Man convicted of machete attack
A Pembroke man attacked an acquaintance with a machete after he refused to give him a cigarette.
Ahijah Dill then told Miguel Swan to drop the charges or be killed “next time”.
Dill, 27, was yesterday found guilty in Supreme Court by a majority verdict.
He’d earlier denied wounding Mr Swan with the intention of causing grievous bodily harm, and possessing a bladed article in public.
Dill had chosen to represent himself in the case, which was heard before Puisne Judge Stephen Hellman.
Prosecutor Takiyah Burgess said Mr Swan was attacked outside the Leopard’s Club on January 21, 2012 after Dill asked him for a cigarette.
He’d been sitting in his car smoking at 11pm, and reacted angrily when Dill approached him, the court heard.
Dill walked away but returned a short while later with a machete raised “in the air”.
“He chopped me in my arm,” Mr Swan recalled on the opening day of the trial. “I fell to the ground.
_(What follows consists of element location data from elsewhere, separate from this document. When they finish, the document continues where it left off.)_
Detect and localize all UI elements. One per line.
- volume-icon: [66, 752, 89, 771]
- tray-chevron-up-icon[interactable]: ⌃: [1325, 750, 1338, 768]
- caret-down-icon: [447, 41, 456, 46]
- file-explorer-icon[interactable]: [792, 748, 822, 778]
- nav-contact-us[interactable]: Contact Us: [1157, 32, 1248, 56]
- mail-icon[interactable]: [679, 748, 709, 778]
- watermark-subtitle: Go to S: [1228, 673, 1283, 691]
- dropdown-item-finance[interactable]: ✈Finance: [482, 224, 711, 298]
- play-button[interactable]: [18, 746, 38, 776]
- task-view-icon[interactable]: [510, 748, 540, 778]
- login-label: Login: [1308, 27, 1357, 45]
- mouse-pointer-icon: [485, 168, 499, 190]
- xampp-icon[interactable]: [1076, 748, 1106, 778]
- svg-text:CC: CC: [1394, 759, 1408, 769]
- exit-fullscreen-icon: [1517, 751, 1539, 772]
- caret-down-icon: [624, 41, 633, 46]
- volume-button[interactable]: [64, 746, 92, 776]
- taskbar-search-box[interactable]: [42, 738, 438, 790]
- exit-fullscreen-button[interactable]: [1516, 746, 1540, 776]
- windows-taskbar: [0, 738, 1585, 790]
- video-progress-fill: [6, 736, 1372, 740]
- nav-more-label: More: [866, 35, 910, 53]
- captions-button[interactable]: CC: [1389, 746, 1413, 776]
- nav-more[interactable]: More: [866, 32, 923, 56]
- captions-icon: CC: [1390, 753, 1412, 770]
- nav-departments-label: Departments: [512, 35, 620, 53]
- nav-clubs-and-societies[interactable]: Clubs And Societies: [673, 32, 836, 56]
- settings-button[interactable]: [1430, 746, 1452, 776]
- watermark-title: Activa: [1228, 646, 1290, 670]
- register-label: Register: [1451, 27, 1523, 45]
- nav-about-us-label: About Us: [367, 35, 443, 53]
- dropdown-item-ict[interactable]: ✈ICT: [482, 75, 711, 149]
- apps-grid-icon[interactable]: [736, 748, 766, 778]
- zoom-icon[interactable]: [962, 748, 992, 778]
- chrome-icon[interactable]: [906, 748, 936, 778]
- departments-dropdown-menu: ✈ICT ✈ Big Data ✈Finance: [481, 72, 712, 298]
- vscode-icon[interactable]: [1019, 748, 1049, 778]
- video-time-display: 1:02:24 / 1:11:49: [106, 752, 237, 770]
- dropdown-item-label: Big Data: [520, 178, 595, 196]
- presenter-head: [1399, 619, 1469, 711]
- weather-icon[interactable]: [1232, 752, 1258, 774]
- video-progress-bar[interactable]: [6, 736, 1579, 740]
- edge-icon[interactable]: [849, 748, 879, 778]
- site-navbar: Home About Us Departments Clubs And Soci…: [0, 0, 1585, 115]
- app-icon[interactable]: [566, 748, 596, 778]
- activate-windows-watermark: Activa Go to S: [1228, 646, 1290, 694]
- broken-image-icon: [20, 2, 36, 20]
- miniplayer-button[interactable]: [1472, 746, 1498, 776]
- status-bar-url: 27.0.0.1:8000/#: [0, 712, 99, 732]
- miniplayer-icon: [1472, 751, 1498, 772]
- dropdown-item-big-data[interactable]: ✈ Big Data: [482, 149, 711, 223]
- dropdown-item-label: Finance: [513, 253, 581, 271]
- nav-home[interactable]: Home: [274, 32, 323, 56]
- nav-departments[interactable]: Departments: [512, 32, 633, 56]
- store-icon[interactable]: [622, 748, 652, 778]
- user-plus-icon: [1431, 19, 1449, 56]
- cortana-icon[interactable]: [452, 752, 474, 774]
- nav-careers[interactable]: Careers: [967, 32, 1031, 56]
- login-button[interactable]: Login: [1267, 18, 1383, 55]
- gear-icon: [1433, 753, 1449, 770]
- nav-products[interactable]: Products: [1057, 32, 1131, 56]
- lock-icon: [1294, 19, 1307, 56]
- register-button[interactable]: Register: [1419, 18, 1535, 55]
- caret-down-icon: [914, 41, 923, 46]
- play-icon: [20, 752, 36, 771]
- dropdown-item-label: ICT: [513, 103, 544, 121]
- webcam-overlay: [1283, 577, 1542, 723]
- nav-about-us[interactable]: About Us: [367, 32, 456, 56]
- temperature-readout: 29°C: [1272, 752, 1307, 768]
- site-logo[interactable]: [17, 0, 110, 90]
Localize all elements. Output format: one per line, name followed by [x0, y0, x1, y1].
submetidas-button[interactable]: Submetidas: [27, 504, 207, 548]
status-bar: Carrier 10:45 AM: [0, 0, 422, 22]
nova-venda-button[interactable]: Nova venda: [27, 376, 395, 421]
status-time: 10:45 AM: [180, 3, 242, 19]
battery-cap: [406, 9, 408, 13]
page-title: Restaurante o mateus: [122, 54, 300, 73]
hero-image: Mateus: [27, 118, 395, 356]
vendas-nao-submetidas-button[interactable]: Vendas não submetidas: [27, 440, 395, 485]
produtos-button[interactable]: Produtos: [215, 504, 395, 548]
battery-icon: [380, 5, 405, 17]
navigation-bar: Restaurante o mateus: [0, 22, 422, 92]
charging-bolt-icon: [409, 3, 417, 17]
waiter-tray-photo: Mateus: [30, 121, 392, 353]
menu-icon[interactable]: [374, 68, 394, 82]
Then he chopped me in my neck.”
The victim was chased around the nearby streets before his pursuer dropped back.
Mr Swan said he saw Dill’s face as he was struck with the machete, and as he turned to look back during the chase.
His arms and back were extensively injured during the attack and he required surgery at King Edward VII Memorial Hospital for his wounds.
He maintained that he recognised Dill from Turning Point, the treatment group that they both attended, and had seen him around Hamilton over about two years before the incident.
Yesterday the jury debated more than three hours before convicting Dill on all three counts.
Mr Justice Hellman ordered a social inquiry report before sentencing but told Dill that a prison term was “likely”.